Welcome back to this week's security bulletin!

We can log into many software using personal accounts like Gmail, Facebook, and Apple. Some of them are Dropbox, Spotify, Airbnb, and Giphy. You may see the "Sign in with Apple" option, and a researcher found a critical bug that could take over your account.

This vulnerability allows the attackers to bypass authentication and take over targeted users' accounts on apps registered using 'Sign in with Apple' option and the third-party services.

This feature was introduced last year, and it helps users to sign up an account with a third-party app without revealing their original email address. When authenticating users via "Sign in with Apple", JSON Web Token (JWT) with secret information is generated by the server that the third-party application uses to confirm the user's identity.

Apple asks users to log in to their account before initiating the request.
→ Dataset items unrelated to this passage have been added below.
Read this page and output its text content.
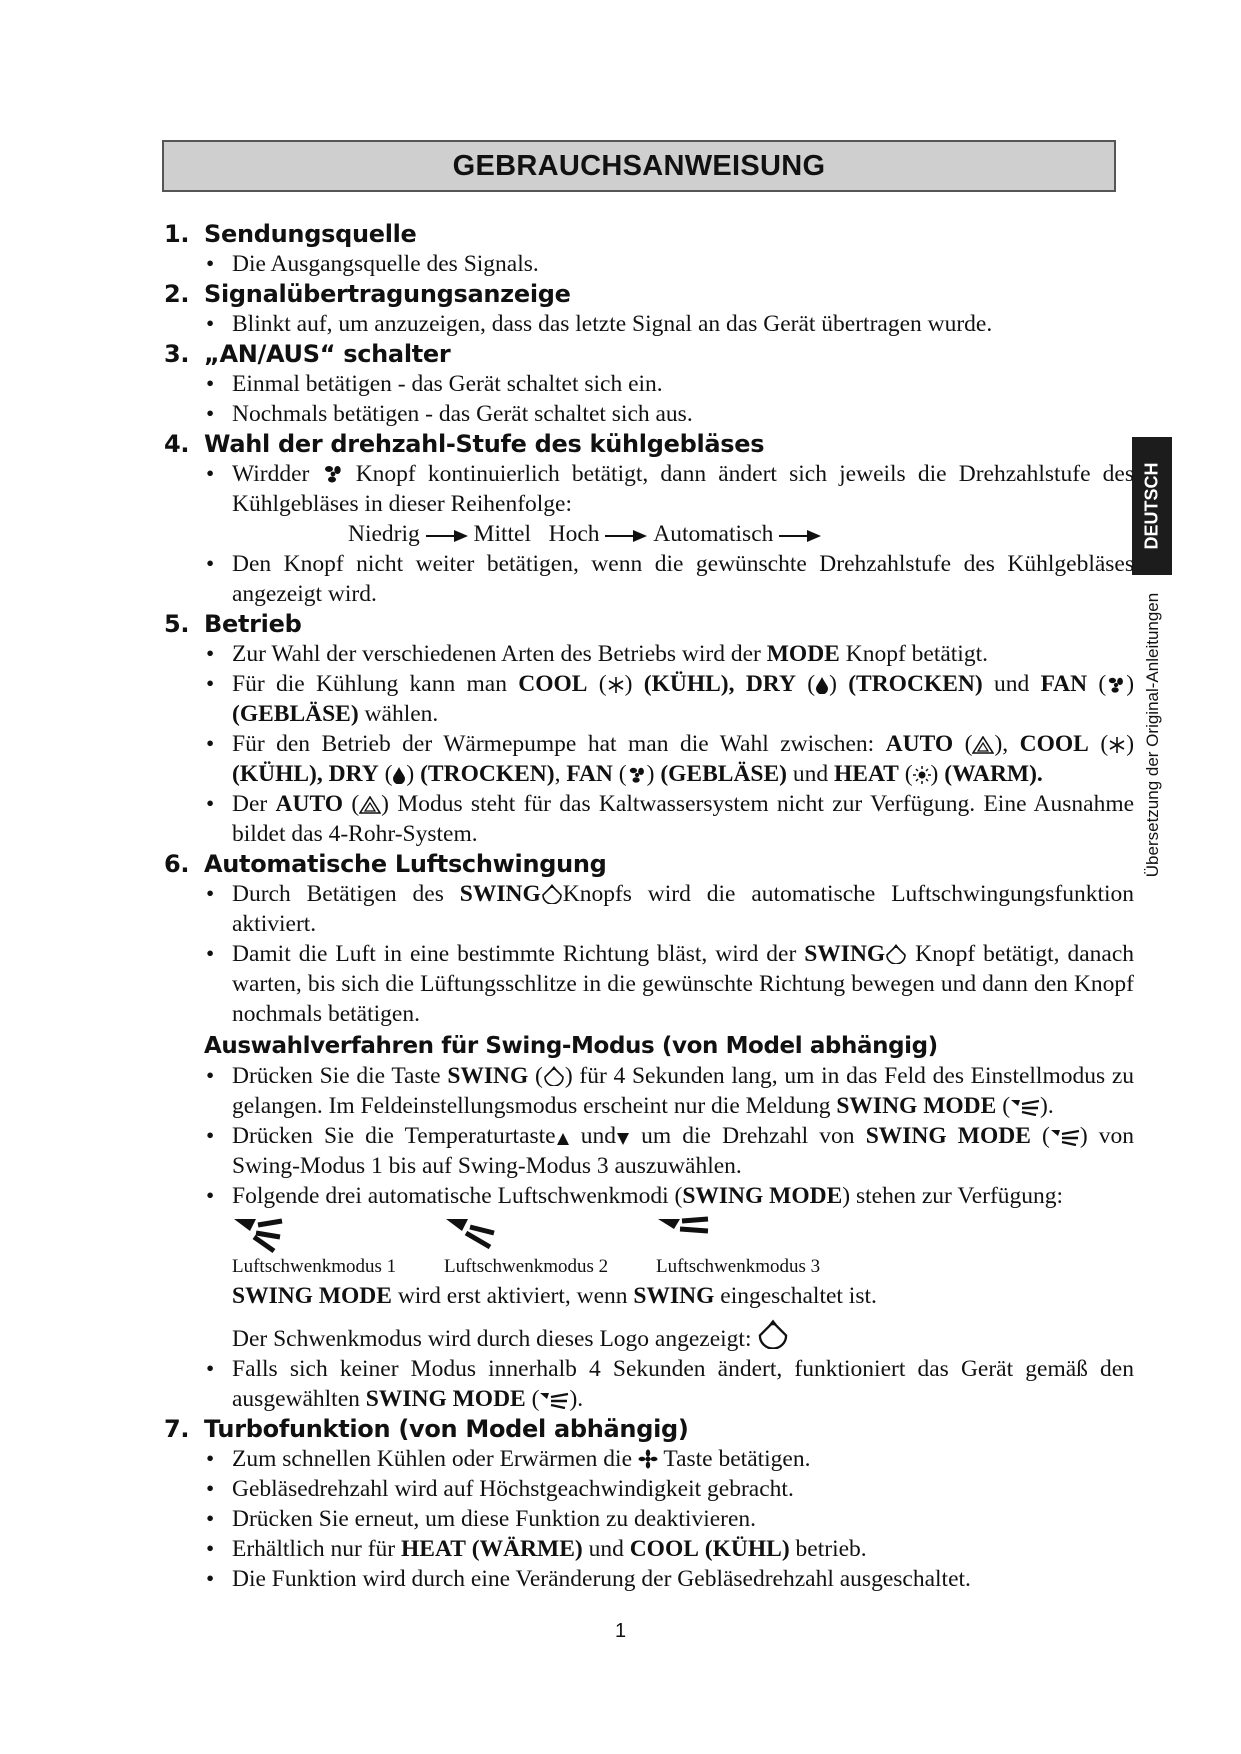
GEBRAUCHSANWEISUNG
DEUTSCH
Übersetzung der Original-Anleitungen
1. Sendungsquelle
• Die Ausgangsquelle des Signals.
2. Signalübertragungsanzeige
• Blinkt auf, um anzuzeigen, dass das letzte Signal an das Gerät übertragen wurde.
3. „AN/AUS“ schalter
• Einmal betätigen - das Gerät schaltet sich ein.
• Nochmals betätigen - das Gerät schaltet sich aus.
4. Wahl der drehzahl-Stufe des kühlgebläses
• Wirdder Knopf kontinuierlich betätigt, dann ändert sich jeweils die Drehzahlstufe des Kühlgebläses in dieser Reihenfolge:
Niedrig Mittel Hoch Automatisch
• Den Knopf nicht weiter betätigen, wenn die gewünschte Drehzahlstufe des Kühlgebläses angezeigt wird.
5. Betrieb
• Zur Wahl der verschiedenen Arten des Betriebs wird der MODE Knopf betätigt.
• Für die Kühlung kann man COOL ( ) (KÜHL), DRY ( ) (TROCKEN) und FAN ( ) (GEBLÄSE) wählen.
• Für den Betrieb der Wärmepumpe hat man die Wahl zwischen: AUTO ( ), COOL ( ) (KÜHL), DRY ( ) (TROCKEN), FAN ( ) (GEBLÄSE) und HEAT ( ) (WARM).
• Der AUTO ( ) Modus steht für das Kaltwassersystem nicht zur Verfügung. Eine Ausnahme bildet das 4-Rohr-System.
6. Automatische Luftschwingung
• Durch Betätigen des SWING Knopfs wird die automatische Luftschwingungsfunktion aktiviert.
• Damit die Luft in eine bestimmte Richtung bläst, wird der SWING Knopf betätigt, danach warten, bis sich die Lüftungsschlitze in die gewünschte Richtung bewegen und dann den Knopf nochmals betätigen.
Auswahlverfahren für Swing-Modus (von Model abhängig)
• Drücken Sie die Taste SWING ( ) für 4 Sekunden lang, um in das Feld des Einstellmodus zu gelangen. Im Feldeinstellungsmodus erscheint nur die Meldung SWING MODE ( ).
• Drücken Sie die Temperaturtaste und um die Drehzahl von SWING MODE ( ) von Swing-Modus 1 bis auf Swing-Modus 3 auszuwählen.
• Folgende drei automatische Luftschwenkmodi (SWING MODE) stehen zur Verfügung:
Luftschwenkmodus 1	Luftschwenkmodus 2	Luftschwenkmodus 3
SWING MODE wird erst aktiviert, wenn SWING eingeschaltet ist.
Der Schwenkmodus wird durch dieses Logo angezeigt:
• Falls sich keiner Modus innerhalb 4 Sekunden ändert, funktioniert das Gerät gemäß den ausgewählten SWING MODE ( ).
7. Turbofunktion (von Model abhängig)
• Zum schnellen Kühlen oder Erwärmen die Taste betätigen.
• Gebläsedrehzahl wird auf Höchstgeachwindigkeit gebracht.
• Drücken Sie erneut, um diese Funktion zu deaktivieren.
• Erhältlich nur für HEAT (WÄRME) und COOL (KÜHL) betrieb.
• Die Funktion wird durch eine Veränderung der Gebläsedrehzahl ausgeschaltet.
1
After successful authorization, it creates a JWT which contains the user's Email ID, and then that is used by the third-party app to log in a user. But it does not validate if the same person is requesting JSON Web Token (JWT) in the next step from its authentication server.

The researcher said, "I found I could request JWTs for any Email ID from Apple, and when the signature of these tokens was verified using Apple's public key, they showed as valid. That means an attacker could forge a JWT by linking any Email ID and gaining access to the victim's account."
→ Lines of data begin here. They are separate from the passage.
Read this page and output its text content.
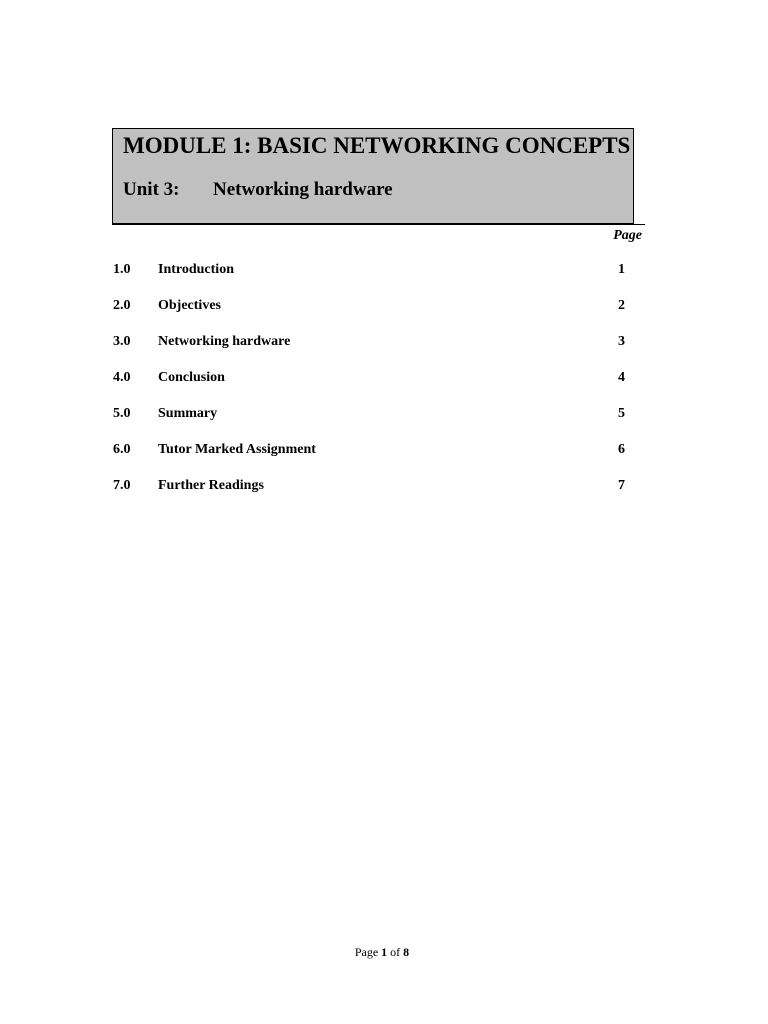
MODULE 1: BASIC NETWORKING CONCEPTS
Unit 3: Networking hardware
Page
1.0 Introduction	1
2.0 Objectives	2
3.0 Networking hardware	3
4.0 Conclusion	4
5.0 Summary	5
6.0 Tutor Marked Assignment	6
7.0 Further Readings	7
Page 1 of 8
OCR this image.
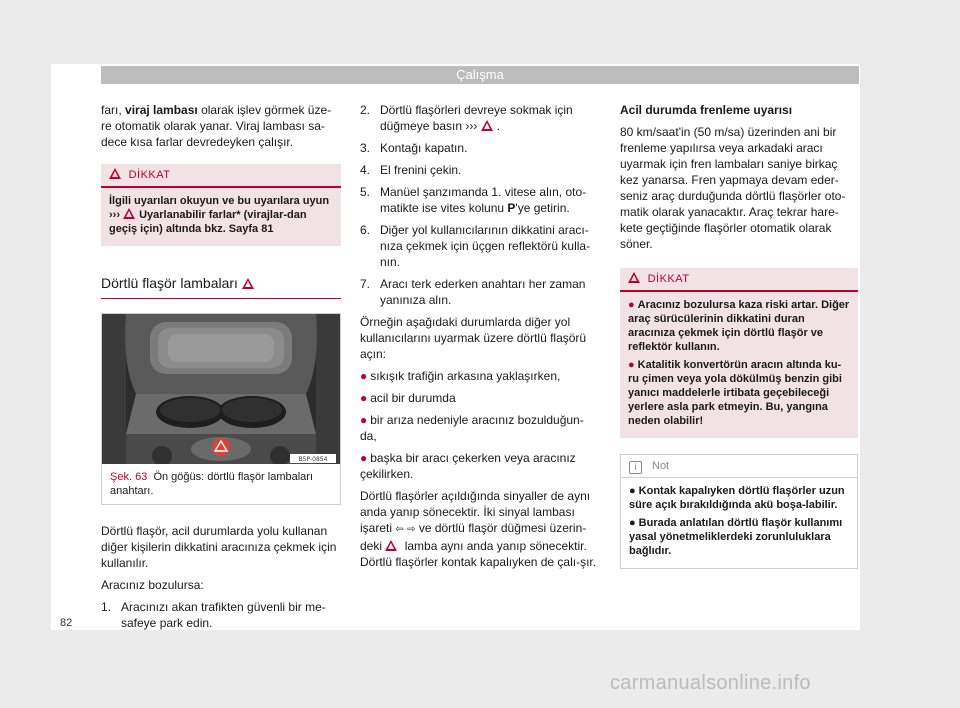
Çalışma

farı, viraj lambası olarak işlev görmek üze-re otomatik olarak yanar. Viraj lambası sa-dece kısa farlar devredeyken çalışır.

DİKKAT

İlgili uyarıları okuyun ve bu uyarılara uyun ››› Uyarlanabilir farlar* (virajlar-dan geçiş için) altında bkz. Sayfa 81

Dörtlü flaşör lambaları
B5P-0854
Şek. 63 Ön göğüs: dörtlü flaşör lambaları anahtarı.

Dörtlü flaşör, acil durumlarda yolu kullanan diğer kişilerin dikkatini aracınıza çekmek için kullanılır.

Aracınız bozulursa:

1. Aracınızı akan trafikten güvenli bir me-safeye park edin.
2. Dörtlü flaşörleri devreye sokmak için düğmeye basın ››› .
3. Kontağı kapatın.
4. El frenini çekin.
5. Manüel şanzımanda 1. vitese alın, oto-matikte ise vites kolunu P'ye getirin.
6. Diğer yol kullanıcılarının dikkatini aracı-nıza çekmek için üçgen reflektörü kulla-nın.
7. Aracı terk ederken anahtarı her zaman yanınıza alın.

Örneğin aşağıdaki durumlarda diğer yol kullanıcılarını uyarmak üzere dörtlü flaşörü açın:

● sıkışık trafiğin arkasına yaklaşırken,

● acil bir durumda

● bir arıza nedeniyle aracınız bozulduğun-da,

● başka bir aracı çekerken veya aracınız çekilirken.

Dörtlü flaşörler açıldığında sinyaller de aynı anda yanıp sönecektir. İki sinyal lambası işareti ⇦ ⇨ ve dörtlü flaşör düğmesi üzerin-deki lamba aynı anda yanıp sönecektir. Dörtlü flaşörler kontak kapalıyken de çalı-şır.

Acil durumda frenleme uyarısı

80 km/saat'in (50 m/sa) üzerinden ani bir frenleme yapılırsa veya arkadaki aracı uyarmak için fren lambaları saniye birkaç kez yanarsa. Fren yapmaya devam eder-seniz araç durduğunda dörtlü flaşörler oto-matik olarak yanacaktır. Araç tekrar hare-kete geçtiğinde flaşörler otomatik olarak söner.

DİKKAT

● Aracınız bozulursa kaza riski artar. Diğer araç sürücülerinin dikkatini duran aracınıza çekmek için dörtlü flaşör ve reflektör kullanın.

● Katalitik konvertörün aracın altında ku-ru çimen veya yola dökülmüş benzin gibi yanıcı maddelerle irtibata geçebileceği yerlere asla park etmeyin. Bu, yangına neden olabilir!

i Not

● Kontak kapalıyken dörtlü flaşörler uzun süre açık bırakıldığında akü boşa-labilir.

● Burada anlatılan dörtlü flaşör kullanımı yasal yönetmeliklerdeki zorunluluklara bağlıdır.

82
carmanualsonline.info
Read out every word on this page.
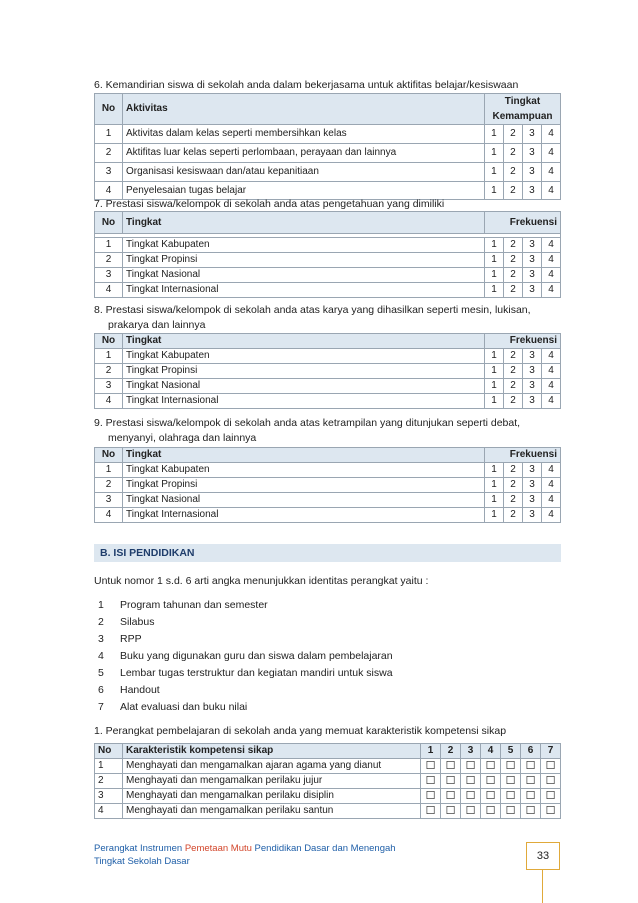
6. Kemandirian siswa di sekolah anda dalam bekerjasama untuk aktifitas belajar/kesiswaan
No	Aktivitas	Tingkat Kemampuan			
1	Aktivitas dalam kelas seperti membersihkan kelas	1	2	3	4
2	Aktifitas luar kelas seperti perlombaan, perayaan dan lainnya	1	2	3	4
3	Organisasi kesiswaan dan/atau kepanitiaan	1	2	3	4
4	Penyelesaian tugas belajar	1	2	3	4
7. Prestasi siswa/kelompok di sekolah anda atas pengetahuan yang dimiliki
No	Tingkat	Frekuensi			

1	Tingkat Kabupaten	1	2	3	4
2	Tingkat Propinsi	1	2	3	4
3	Tingkat Nasional	1	2	3	4
4	Tingkat Internasional	1	2	3	4
8. Prestasi siswa/kelompok di sekolah anda atas karya yang dihasilkan seperti mesin, lukisan,
prakarya dan lainnya
No	Tingkat	Frekuensi			
1	Tingkat Kabupaten	1	2	3	4
2	Tingkat Propinsi	1	2	3	4
3	Tingkat Nasional	1	2	3	4
4	Tingkat Internasional	1	2	3	4
9. Prestasi siswa/kelompok di sekolah anda atas ketrampilan yang ditunjukan seperti debat,
menyanyi, olahraga dan lainnya
No	Tingkat	Frekuensi			
1	Tingkat Kabupaten	1	2	3	4
2	Tingkat Propinsi	1	2	3	4
3	Tingkat Nasional	1	2	3	4
4	Tingkat Internasional	1	2	3	4
B. ISI PENDIDIKAN
Untuk nomor 1 s.d. 6 arti angka menunjukkan identitas perangkat yaitu :
1 Program tahunan dan semester
2 Silabus
3 RPP
4 Buku yang digunakan guru dan siswa dalam pembelajaran
5 Lembar tugas terstruktur dan kegiatan mandiri untuk siswa
6 Handout
7 Alat evaluasi dan buku nilai
1. Perangkat pembelajaran di sekolah anda yang memuat karakteristik kompetensi sikap
No	Karakteristik kompetensi sikap	1	2	3	4	5	6	7
1	Menghayati dan mengamalkan ajaran agama yang dianut	☐	☐	☐	☐	☐	☐	☐
2	Menghayati dan mengamalkan perilaku jujur	☐	☐	☐	☐	☐	☐	☐
3	Menghayati dan mengamalkan perilaku disiplin	☐	☐	☐	☐	☐	☐	☐
4	Menghayati dan mengamalkan perilaku santun	☐	☐	☐	☐	☐	☐	☐
Perangkat Instrumen Pemetaan Mutu Pendidikan Dasar dan Menengah
Tingkat Sekolah Dasar	33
"The impact of this vulnerability was quite critical as it could have allowed a full account takeover. Many developers have integrated Sign in with Apple since it is mandatory for applications that support other social logins", He added.
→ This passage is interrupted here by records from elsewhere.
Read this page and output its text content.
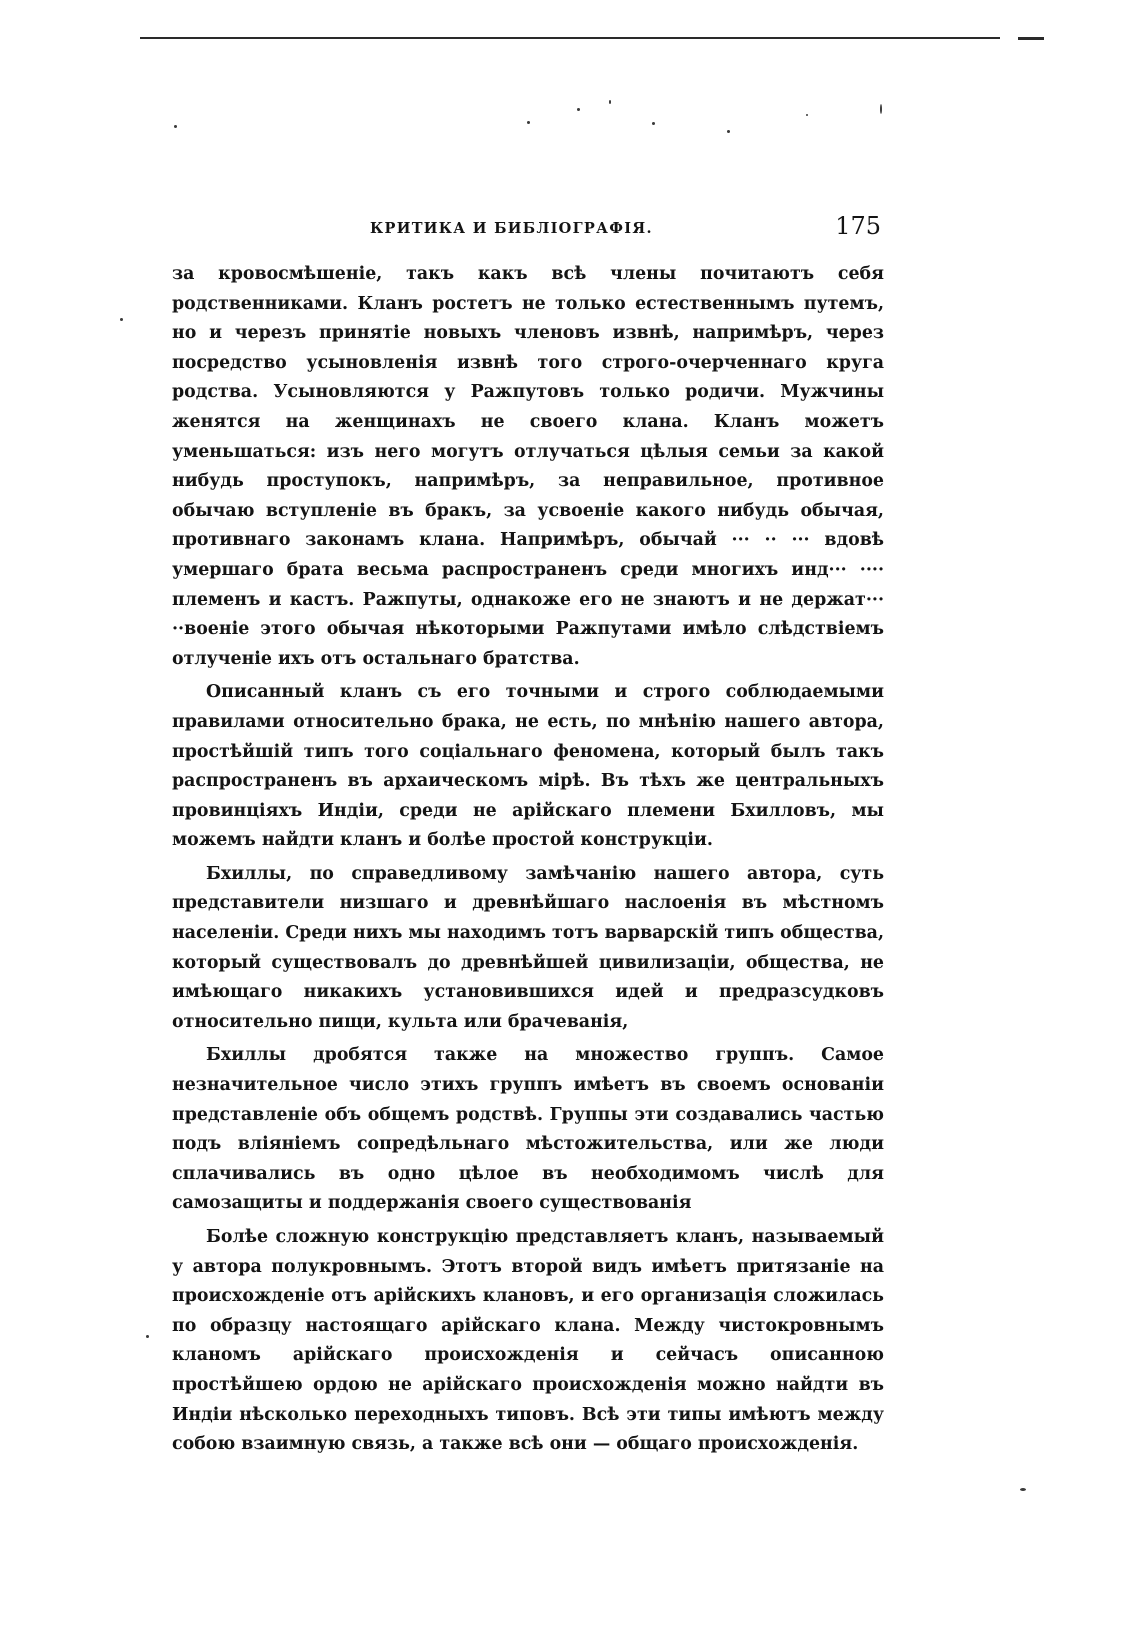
КРИТИКА И БИБЛІОГРАФІЯ.	175

за кровосмѣшеніе, такъ какъ всѣ члены почитаютъ себя родственниками. Кланъ ростетъ не только естественнымъ путемъ, но и черезъ принятіе новыхъ членовъ извнѣ, напримѣръ, через посредство усыновленія извнѣ того строго-очерченнаго круга родства. Усыновляются у Ражпутовъ только родичи. Мужчины женятся на женщинахъ не своего клана. Кланъ можетъ уменьшаться: изъ него могутъ отлучаться цѣлыя семьи за какой нибудь проступокъ, напримѣръ, за неправильное, противное обычаю вступленіе въ бракъ, за усвоеніе какого нибудь обычая, противнаго законамъ клана. Напримѣръ, обычай ··· ·· ··· вдовѣ умершаго брата весьма распространенъ среди многихъ инд··· ···· племенъ и кастъ. Ражпуты, однакоже его не знаютъ и не держат··· ··военіе этого обычая нѣкоторыми Ражпутами имѣло слѣдствіемъ отлученіе ихъ отъ остальнаго братства.

Описанный кланъ съ его точными и строго соблюдаемыми правилами относительно брака, не есть, по мнѣнію нашего автора, простѣйшій типъ того соціальнаго феномена, который былъ такъ распространенъ въ архаическомъ мірѣ. Въ тѣхъ же центральныхъ провинціяхъ Индіи, среди не арійскаго племени Бхилловъ, мы можемъ найдти кланъ и болѣе простой конструкціи.

Бхиллы, по справедливому замѣчанію нашего автора, суть представители низшаго и древнѣйшаго наслоенія въ мѣстномъ населеніи. Среди нихъ мы находимъ тотъ варварскій типъ общества, который существовалъ до древнѣйшей цивилизаціи, общества, не имѣющаго никакихъ установившихся идей и предразсудковъ относительно пищи, культа или брачеванія,

Бхиллы дробятся также на множество группъ. Самое незначительное число этихъ группъ имѣетъ въ своемъ основаніи представленіе объ общемъ родствѣ. Группы эти создавались частью подъ вліяніемъ сопредѣльнаго мѣстожительства, или же люди сплачивались въ одно цѣлое въ необходимомъ числѣ для самозащиты и поддержанія своего существованія

Болѣе сложную конструкцію представляетъ кланъ, называемый у автора полукровнымъ. Этотъ второй видъ имѣетъ притязаніе на происхожденіе отъ арійскихъ клановъ, и его организація сложилась по образцу настоящаго арійскаго клана. Между чистокровнымъ кланомъ арійскаго происхожденія и сейчасъ описанною простѣйшею ордою не арійскаго происхожденія можно найдти въ Индіи нѣсколько переходныхъ типовъ. Всѣ эти типы имѣютъ между собою взаимную связь, а также всѣ они — общаго происхожденія.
Although Apple has patched this vulnerability, It will be better to use two-factor authentication while using social logins.

Another vulnerability is discovered in Android that let malicious apps masquerade as any other app installed on a device to display fake interfaces to the users to steal sensitive information. It is tracked as CVE-2020-0096, and affected versions are Android-8.0 Android-8.1 Android-9.

When a user taps the legitimate application, the malicious app run in the background and display fake interface by hijacking task. This flaw is very dangerous because:

  • It is almost impossible to spot the attack by targeted users,
  • It can be used to hijack any application interface installed on a targeted device without the need of configuration,
  • It can be used to request permissions for any device fraudulently,
  • It can be exploited without root access,
  • It works on all Android versions, except Q.
  • It doesn't need any special permission to work on the device.

You can track these attacks by keeping an eye on:

  • the applications that you have already logged in and requests to log in again,
  • permission popups without application name,
  • buttons and links in the user interface that does nothing when clicked,
  • permissions requested by the applications that do not require it, etc.